3940 college alumnae responded to a self-administered mailed questionnaire, which covered personal and behavioral factors; physical activity; diet; medical history; mental health; physical limitations, and health perception.


The prevalence of medical diagnoses, physical limitations, and health rating (good, fair, poor vs. excellent, very good) increased by age. Measures of low vitality and psychological distress varied by age, but not linearly. Stress declined dramatically by age. Irrespective of age, vitality and psychological distress were important predictors of health rating.
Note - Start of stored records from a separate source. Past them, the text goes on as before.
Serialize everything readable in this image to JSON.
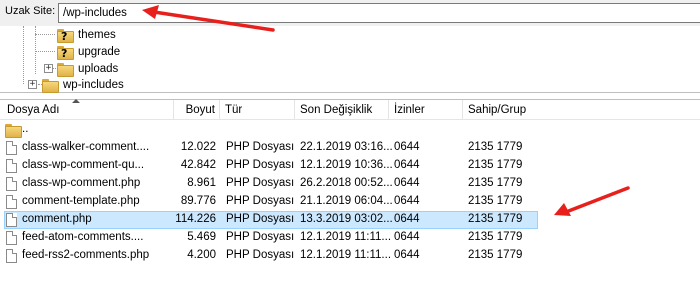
{
  "remote_site": {
    "label": "Uzak Site:",
    "path": "/wp-includes"
  },
  "tree": {
    "items": [
      {
        "label": "themes",
        "icon": "question-folder-icon"
      },
      {
        "label": "upgrade",
        "icon": "question-folder-icon"
      },
      {
        "label": "uploads",
        "icon": "folder-icon",
        "expander": "+"
      },
      {
        "label": "wp-includes",
        "icon": "folder-icon",
        "expander": "+"
      }
    ]
  },
  "file_list": {
    "columns": {
      "name": "Dosya Adı",
      "size": "Boyut",
      "type": "Tür",
      "modified": "Son Değişiklik",
      "permissions": "İzinler",
      "owner": "Sahip/Grup"
    },
    "parent": "..",
    "rows": [
      {
        "name": "class-walker-comment....",
        "size": "12.022",
        "type": "PHP Dosyası",
        "modified": "22.1.2019 03:16...",
        "permissions": "0644",
        "owner": "2135 1779"
      },
      {
        "name": "class-wp-comment-qu...",
        "size": "42.842",
        "type": "PHP Dosyası",
        "modified": "12.1.2019 10:36...",
        "permissions": "0644",
        "owner": "2135 1779"
      },
      {
        "name": "class-wp-comment.php",
        "size": "8.961",
        "type": "PHP Dosyası",
        "modified": "26.2.2018 00:52...",
        "permissions": "0644",
        "owner": "2135 1779"
      },
      {
        "name": "comment-template.php",
        "size": "89.776",
        "type": "PHP Dosyası",
        "modified": "21.1.2019 06:04...",
        "permissions": "0644",
        "owner": "2135 1779"
      },
      {
        "name": "comment.php",
        "size": "114.226",
        "type": "PHP Dosyası",
        "modified": "13.3.2019 03:02...",
        "permissions": "0644",
        "owner": "2135 1779",
        "selected": true
      },
      {
        "name": "feed-atom-comments....",
        "size": "5.469",
        "type": "PHP Dosyası",
        "modified": "12.1.2019 11:11...",
        "permissions": "0644",
        "owner": "2135 1779"
      },
      {
        "name": "feed-rss2-comments.php",
        "size": "4.200",
        "type": "PHP Dosyası",
        "modified": "12.1.2019 11:11...",
        "permissions": "0644",
        "owner": "2135 1779"
      }
    ]
  },
  "colors": {
    "selection": "#cce8ff",
    "annotation_arrow": "#e8201c",
    "folder": "#f6d77a"
  }
}
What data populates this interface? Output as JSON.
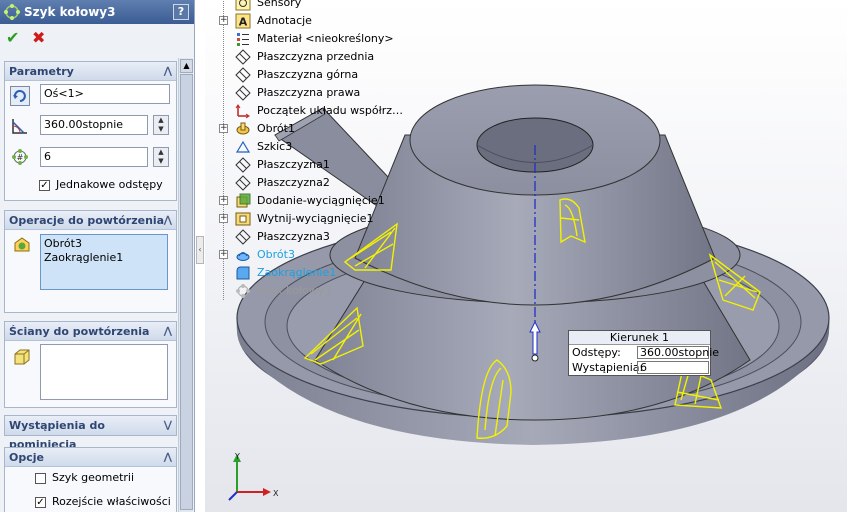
{
  "property_manager": {
    "title": "Szyk kołowy3",
    "help_glyph": "?",
    "ok_glyph": "✔",
    "cancel_glyph": "✖",
    "parameters": {
      "header": "Parametry",
      "axis_value": "Oś<1>",
      "angle_value": "360.00stopnie",
      "count_value": "6",
      "equal_spacing_label": "Jednakowe odstępy",
      "equal_spacing_checked": true
    },
    "features_to_pattern": {
      "header": "Operacje do powtórzenia",
      "items": [
        "Obrót3",
        "Zaokrąglenie1"
      ]
    },
    "faces_to_pattern": {
      "header": "Ściany do powtórzenia",
      "items": []
    },
    "instances_to_skip": {
      "header": "Wystąpienia do pominięcia"
    },
    "options": {
      "header": "Opcje",
      "geometry_pattern_label": "Szyk geometrii",
      "geometry_pattern_checked": false,
      "propagate_label": "Rozejście właściwości",
      "propagate_checked": true
    }
  },
  "feature_tree": {
    "items": [
      {
        "label": "Sensory",
        "icon": "sensor-icon",
        "expandable": false
      },
      {
        "label": "Adnotacje",
        "icon": "annotations-icon",
        "expandable": true
      },
      {
        "label": "Materiał <nieokreślony>",
        "icon": "material-icon",
        "expandable": false
      },
      {
        "label": "Płaszczyzna przednia",
        "icon": "plane-icon",
        "expandable": false
      },
      {
        "label": "Płaszczyzna górna",
        "icon": "plane-icon",
        "expandable": false
      },
      {
        "label": "Płaszczyzna prawa",
        "icon": "plane-icon",
        "expandable": false
      },
      {
        "label": "Początek układu współrz…",
        "icon": "origin-icon",
        "expandable": false
      },
      {
        "label": "Obrót1",
        "icon": "revolve-icon",
        "expandable": true
      },
      {
        "label": "Szkic3",
        "icon": "sketch-icon",
        "expandable": false
      },
      {
        "label": "Płaszczyzna1",
        "icon": "plane-icon",
        "expandable": false
      },
      {
        "label": "Płaszczyzna2",
        "icon": "plane-icon",
        "expandable": false
      },
      {
        "label": "Dodanie-wyciągnięcie1",
        "icon": "extrude-icon",
        "expandable": true
      },
      {
        "label": "Wytnij-wyciągnięcie1",
        "icon": "cut-extrude-icon",
        "expandable": true
      },
      {
        "label": "Płaszczyzna3",
        "icon": "plane-icon",
        "expandable": false
      },
      {
        "label": "Obrót3",
        "icon": "revolve-icon",
        "expandable": true,
        "state": "active"
      },
      {
        "label": "Zaokrąglenie1",
        "icon": "fillet-icon",
        "expandable": false,
        "state": "active"
      },
      {
        "label": "Szyk kołowy3",
        "icon": "circular-pattern-icon",
        "expandable": false,
        "state": "dim"
      }
    ]
  },
  "direction_callout": {
    "title": "Kierunek 1",
    "spacing_label": "Odstępy:",
    "spacing_value": "360.00stopnie",
    "instances_label": "Wystąpienia:",
    "instances_value": "6"
  },
  "triad": {
    "x_label": "X",
    "y_label": "Y"
  },
  "colors": {
    "title_bar": "#3b5c94",
    "model_body": "#8e92a3",
    "preview": "#f2f200",
    "axis": "#2030c8",
    "active_tree_item": "#1ea0e0"
  }
}
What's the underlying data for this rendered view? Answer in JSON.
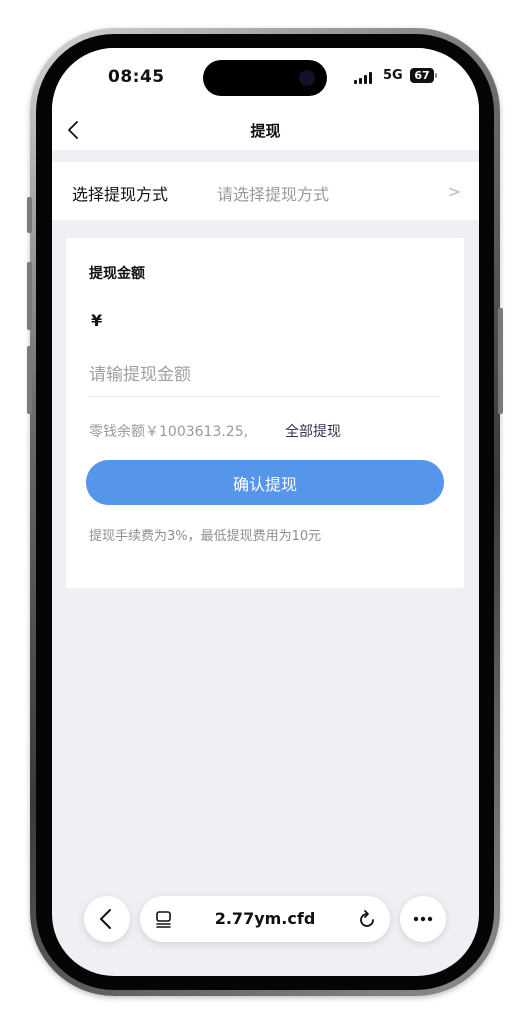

The multivariate odds ratios (ORs) were, respectively, OR: 3.3, 95% CI (2.6, 4.1), and OR: 1.6, 95% CI (1.3, 2.0). Other predictors of health rating included physical limitations and medical diagnoses of breast and reproductive cancers, respiratory conditions, and chronic back problems.


For women across the age span, who rated their health and health-related quality of life in a non-medical setting, having low vitality was a major factor in predicting their perceived health, even when adjusting for medical conditions and physical limitations.